FALLS CHURCH, VA. – At Quinn’s September 15 auction, a lot with two small pieces of jewelry came to the block with an $800-$1,200 estimate. Made from old Chinese blood amber, they sold for $12,200. Molly Huang of Quinn’s said that the two pieces had been in a box of costume jewelry from an estate. Recognized as blood amber (referring to the color), and from the Qing dynasty, they were pooled into one lot, with recognition that the plaque was the more important of the two pieces. The rectangular pendant, 2½ by 1¾ inches, had some condition issues, the 1¾-by-2½-inch fish pendant was in good shape. Huang said Quinn’s and the consignor were pleased by the strong price achieved for what the consignor thought was just “costume jewelry.” For information, 703-532-5632 or www.quinnsauction.com.
LONDON – “Dolce far Niente,” a masterpiece by the reclusive and tragic Victorian neoclassicist painter John William Godward, sold for $328,000 at Bonhams’ Nineteenth Century European, Victorian and British Impressionist art auction on September 26. The sale made more than $2.6 million. Godward (1861-1922) often depicted young women striking studied poses against meticulously rendered classical landscapes, very much in the style of Lawrence Alma-Tadema, under whom he studied. Rejected by his family who disapproved of his life as an artist, he spent much of his career in Italy, returning to England in 1921, a year before he committed suicide at the age of 61. For additional information, +44 20 7447 7447 or www.bonhams.com.

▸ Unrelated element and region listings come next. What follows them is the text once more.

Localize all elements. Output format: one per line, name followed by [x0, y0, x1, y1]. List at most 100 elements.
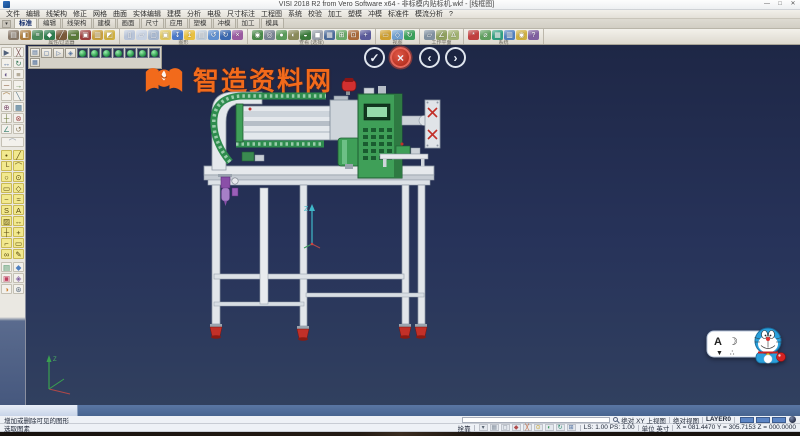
wireframe-mode-icon[interactable]: ▦: [324, 30, 335, 40]
grid-snap-icon[interactable]: ▦: [490, 424, 499, 431]
hatch-tool-icon[interactable]: ▨: [1, 216, 12, 226]
centerline-tool-icon[interactable]: ┼: [1, 227, 12, 237]
extend-icon[interactable]: →: [13, 80, 24, 90]
previous-button[interactable]: ‹: [419, 47, 440, 68]
help-icon[interactable]: ?: [528, 30, 539, 40]
render-icon[interactable]: ◑: [1, 284, 12, 294]
message-field[interactable]: [462, 417, 610, 423]
display-list-icon[interactable]: ▤: [30, 48, 40, 57]
color-swatch-1[interactable]: [740, 417, 754, 423]
assembly-icon[interactable]: ◈: [13, 273, 24, 283]
zoom-all-icon[interactable]: ◈: [65, 48, 76, 58]
bottom-view-icon[interactable]: [149, 48, 160, 58]
trim-icon[interactable]: ─: [1, 80, 12, 90]
tab-模具[interactable]: 模具: [261, 18, 284, 28]
calculator-icon[interactable]: ▦: [492, 30, 503, 40]
undo-tool-icon[interactable]: ↺: [13, 124, 24, 134]
tab-线架构[interactable]: 线架构: [62, 18, 92, 28]
snap-label[interactable]: 拴靠: [458, 423, 471, 433]
text-tool-icon[interactable]: A: [13, 205, 24, 215]
database-icon[interactable]: ▥: [504, 30, 515, 40]
orbit-ball-icon[interactable]: [789, 416, 796, 423]
properties-icon[interactable]: ◩: [104, 30, 115, 40]
angle-icon[interactable]: ∠: [1, 124, 12, 134]
profile-tool-icon[interactable]: ⌐: [1, 238, 12, 248]
selection-filter-icon[interactable]: ▣: [80, 30, 91, 40]
tab-标准[interactable]: 标准: [14, 18, 37, 28]
snapshot-icon[interactable]: ◉: [516, 30, 527, 40]
endpoint-snap-icon[interactable]: ◻: [501, 424, 510, 431]
layer-manager-icon[interactable]: ▤: [1, 262, 12, 272]
menu-item[interactable]: 加工: [325, 10, 345, 19]
linetype-icon[interactable]: ╱: [56, 30, 67, 40]
close-button[interactable]: ✕: [789, 0, 797, 9]
mirror-icon[interactable]: ◐: [1, 69, 12, 79]
polygon-tool-icon[interactable]: ◇: [13, 183, 24, 193]
offset-curve-icon[interactable]: ≈: [13, 194, 24, 204]
color-swatch-3[interactable]: [772, 417, 786, 423]
rotate-view-icon[interactable]: ↻: [404, 30, 415, 40]
undo-icon[interactable]: ↺: [208, 30, 219, 40]
view-ref-button[interactable]: 绝对视图: [673, 415, 699, 425]
axonometric-view-icon[interactable]: [77, 48, 88, 58]
new-document-icon[interactable]: ▯: [124, 30, 135, 40]
zoom-fit-icon[interactable]: ⊞: [336, 30, 347, 40]
chain-tool-icon[interactable]: ∞: [1, 249, 12, 259]
save-document-icon[interactable]: ▢: [148, 30, 159, 40]
polyline-tool-icon[interactable]: └: [1, 161, 12, 171]
erase-icon[interactable]: ╳: [13, 47, 24, 57]
workplane-xy-icon[interactable]: ▱: [424, 30, 435, 40]
viewport-3d[interactable]: ▤▦▢▷◈ ✓ × ‹ › 智造资料网: [26, 45, 800, 405]
snap-settings-icon[interactable]: ▾: [479, 424, 488, 431]
helix-tool-icon[interactable]: S: [1, 205, 12, 215]
group-filter-icon[interactable]: ▥: [92, 30, 103, 40]
save-as-icon[interactable]: ▣: [160, 30, 171, 40]
shaded-mode-icon[interactable]: ◼: [312, 30, 323, 40]
move-icon[interactable]: ↔: [1, 58, 12, 68]
tab-画面[interactable]: 画面: [117, 18, 140, 28]
workplane-align-icon[interactable]: ∠: [436, 30, 447, 40]
magnifier-icon[interactable]: [613, 417, 618, 422]
center-snap-icon[interactable]: ⊙: [534, 424, 543, 431]
iso-view-icon[interactable]: ◇: [392, 30, 403, 40]
right-view-icon[interactable]: [113, 48, 124, 58]
tab-加工[interactable]: 加工: [237, 18, 260, 28]
tab-编辑[interactable]: 编辑: [38, 18, 61, 28]
menu-item[interactable]: 校验: [305, 10, 325, 19]
dynamic-view-icon[interactable]: ▷: [53, 48, 64, 58]
cancel-button[interactable]: ×: [390, 47, 411, 68]
fillet-icon[interactable]: ⌒: [1, 91, 12, 101]
rotate-icon[interactable]: ↻: [13, 58, 24, 68]
tab-冲模[interactable]: 冲模: [213, 18, 236, 28]
open-document-icon[interactable]: ▱: [136, 30, 147, 40]
circle-tool-icon[interactable]: ○: [1, 172, 12, 182]
hide-selected-icon[interactable]: ◎: [264, 30, 275, 40]
library-icon[interactable]: ▣: [1, 273, 12, 283]
top-view-icon[interactable]: [89, 48, 100, 58]
minimize-button[interactable]: —: [763, 0, 771, 9]
redo-icon[interactable]: ↻: [220, 30, 231, 40]
tab-塑模[interactable]: 塑模: [189, 18, 212, 28]
tab-应用[interactable]: 应用: [165, 18, 188, 28]
slot-tool-icon[interactable]: ▭: [13, 238, 24, 248]
intersection-snap-icon[interactable]: ╳: [523, 424, 532, 431]
import-icon[interactable]: ↧: [172, 30, 183, 40]
left-view-icon[interactable]: [125, 48, 136, 58]
invert-visibility-icon[interactable]: ◐: [288, 30, 299, 40]
tab-尺寸[interactable]: 尺寸: [141, 18, 164, 28]
measure-icon[interactable]: ⌀: [480, 30, 491, 40]
tab-建模[interactable]: 建模: [93, 18, 116, 28]
options-icon[interactable]: ⊛: [13, 284, 24, 294]
offset-icon[interactable]: ≡: [13, 69, 24, 79]
crosshair-icon[interactable]: ⊞: [567, 424, 576, 431]
axis-tool-icon[interactable]: +: [13, 227, 24, 237]
rectangle-tool-icon[interactable]: ▭: [1, 183, 12, 193]
ellipse-tool-icon[interactable]: ⊙: [13, 172, 24, 182]
top-view-icon[interactable]: ▭: [380, 30, 391, 40]
confirm-button[interactable]: ✓: [364, 47, 385, 68]
attributes-icon[interactable]: ▤: [8, 30, 19, 40]
material-icon[interactable]: ◆: [13, 262, 24, 272]
explode-icon[interactable]: ⊗: [13, 113, 24, 123]
next-button[interactable]: ›: [445, 47, 466, 68]
back-view-icon[interactable]: [137, 48, 148, 58]
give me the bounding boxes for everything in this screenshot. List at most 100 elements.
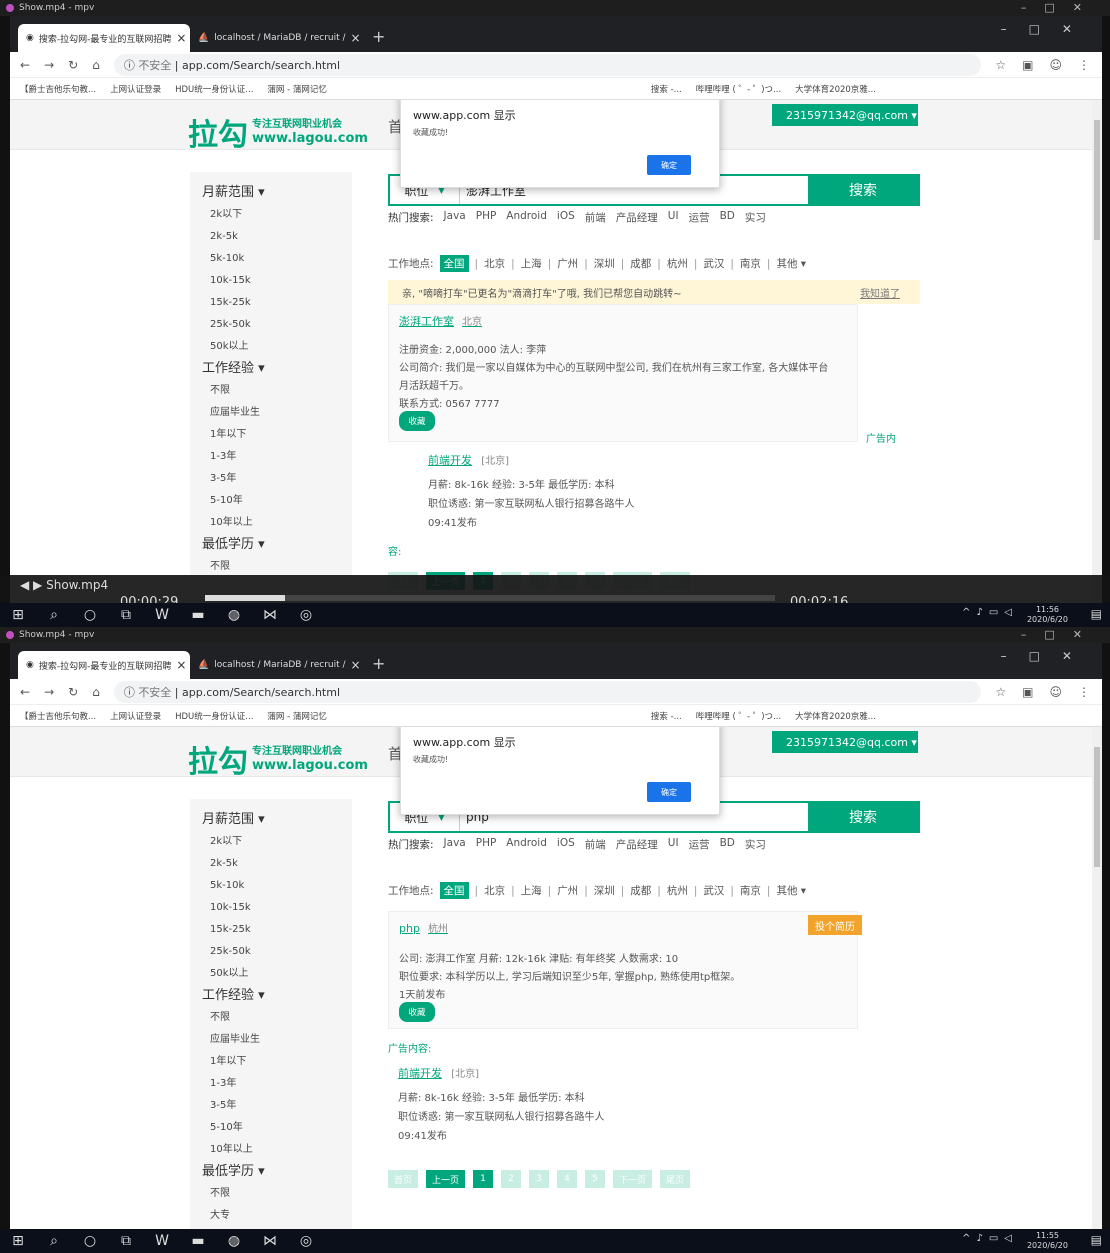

MAPLE GLEN, PENN. – Locati presented its September online sale, which closed on September 17. Comprising more than 700 lots, material ranged from rare Chinese porcelain to fine art and furniture. Said the firm’s co-owner Michael Locati, “Once in a while we offer something for the first time. This was the case with a small meteorite collection that surpassed our expectations and realized $5,050.” Another highlight was a Japanese cast iron and mixed metal teapot collection that brought in a total of about $20,000. For additional information, www.locatillc.com or 215-619-2873.
DANIA BEACH, FLA. – “We had a good sale on September 26, including a collection of Russian objets de vertu, a big collection of Karl Springer and jewelry,” said Kevin Patrick Taylor of Kodner Galleries. “Seems the late September sale for us is the typical kick-off to our prime auction season.” The highlight of the sale was a pair of well-matched 15.37-carat total weight round brilliant cut diamond and 14K white gold ear studs selling for $96,800. For information, www.kodner.com or 954-925-2550.